My PD (Parkinson’s Disease) has progressed to the point that
the Orthostatic Hypotension (OH) won't let me stand in one place long enough to
do anything without risk of passing out, then add the tremor and PD is making
cleaning, laundry, cooking, doing dishes, etc. impossible. I can stand up as
long as I am moving, but standing in one spot, I will begin getting woozy and
can pass out. So if you stop me to talk, I look for a chair, or a wall, or somewhere
to lean or I have to move, flap my arms, rock backed and forth, march in place
or I begin to black out. I can shop,
leaning or hanging on to a cart and between ""off" periods, and
NO dawdling, but once the food is home, I have trouble doing anything with
it.
With all of this, our 14 year old daughter, Julie, has been taking
care of Mandy and I, the house and doing much of the cooking all summer. I knew it was too much for her but I didn’t know
what else to do. The rest of the family wasn’t seeing it as they aren’t home, everyone
else was gone from home 12+ hours a day (overlapping schedules, combined rides
and long commutes), and so, all we had was Julie. She has been a trooper and done what she
could but something had to give and the one thing we could do to take some of
the burden was to purchase pre-packaged food. All supposedly healthy, gluten
free- for Mandy and Julie, but not anywhere near real food. I call it healthy junk food, or maybe
non-allergenic junk food? Plus, we found
out that, well to put it bluntly, Julie can't cook, well, she 'can', it just
doesn't taste that good (she loves to embellish the recipe) and you might get potato
soup or ice cream for breakfast. And it’s
not because she doesn’t try, she somehow fell through the cracks and didn’t get
taught, something we ARE going to resolve!
(I read this to her and she says, she KNOWS how to cook, she just doesn’t
have TIME to do it right. Megan says her ADHD shows when she cooks. All we all agree
on is that things often just don’t’ tastes quite “right”)
All this to say, this summer we about starved to death on that
“healthy” junk food. Is that
possible? Before this summer, I wouldn't
have thought so, but now I believe it is not only possible but is the #1 reason
for so many health problems. We could
visibly see Mandy decline yet further, and I knew in my gut that the poor
nutrition this summer was behind it.
Before the twins started work last spring we had done fairly well, but
this summer we had resorted to packaged foods just to get calories. Not a good
choice but we did what we had to just to survive. Megan didn't realize how bad it had gotten
until she was home, breathing & off allergy/asthma meds enough to see what
was going on and had spent a week eating our ‘diet’.
Sunday night, I watched the Carpenter special on PBS and it
hit me how much like Karen, Mandy was looking and I was just overcome with how
desperate our situation had become. I
knew we couldn't continue this way. No, Mandy does not have Karen’s eating
disorder, but I knew that the ‘diet’ they had her on was slowly but surely
killing her. You see, everything she was
eating had been approved by her nutritionist but was providing no real nutrition
and as she gets weaker, she eats fewer and fewer calories.

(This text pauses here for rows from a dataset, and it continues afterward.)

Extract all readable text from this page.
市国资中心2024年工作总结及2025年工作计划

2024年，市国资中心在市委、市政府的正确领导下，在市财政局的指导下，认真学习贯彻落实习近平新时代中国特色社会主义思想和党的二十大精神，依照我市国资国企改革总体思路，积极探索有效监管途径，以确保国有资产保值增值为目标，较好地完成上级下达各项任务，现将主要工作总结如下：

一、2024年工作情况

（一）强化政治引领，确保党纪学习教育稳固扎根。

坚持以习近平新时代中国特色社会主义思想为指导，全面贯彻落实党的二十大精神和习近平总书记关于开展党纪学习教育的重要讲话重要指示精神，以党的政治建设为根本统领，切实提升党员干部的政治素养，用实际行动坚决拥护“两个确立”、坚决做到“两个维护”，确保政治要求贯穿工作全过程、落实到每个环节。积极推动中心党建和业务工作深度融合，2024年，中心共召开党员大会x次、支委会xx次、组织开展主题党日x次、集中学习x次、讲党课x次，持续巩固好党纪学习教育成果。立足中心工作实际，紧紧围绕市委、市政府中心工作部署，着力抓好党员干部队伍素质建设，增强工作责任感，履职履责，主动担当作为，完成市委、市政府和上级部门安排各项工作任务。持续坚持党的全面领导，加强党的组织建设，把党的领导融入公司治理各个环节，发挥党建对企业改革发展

Add to this, in a week, Julie needed to start school and
even her time to help would be reduced. At
3:30 Monday morning, I prayed, Dear God, help us, I don't know what to
do!!!!
Monday, we had to get up at 4:30 to go to town for errands
and shopping. I determined that I was going to figure out a menu that would
feed us right, but still didn't know how to get it done or how to do it long
term. Megan would help for this week,
but she was hoping to find work north of here 20 miles and would be moving as
soon as she found something, but I thought maybe she could show Julie some
things and it would at least get us started???
What I didn’t know was that God had been working on Megan’s
heart at the same time. She started
Liberty U Online Monday, with few bills but no job. We had told all of the kids that we would
like them to live at home - room and board free - until they turned 20 and
still attending school (with rules, of
course), then, after 20, we would charge a minimal amount for rent and
food. The amount is much less than they
would pay on their own, but gets them used to being responsible adults, while
still living here, if they so choose.
After Megan’s 6:00 a.m. dental appointment, on our way to
the hospital to sit with my Dad, Megan approached me with a proposal. She had been off work just over a week and
the first week she was down recovering from a summer with severe allergies/asthma
and weaning off the drugs. Who knew
there is such a thing as being allergic to money??? I digress…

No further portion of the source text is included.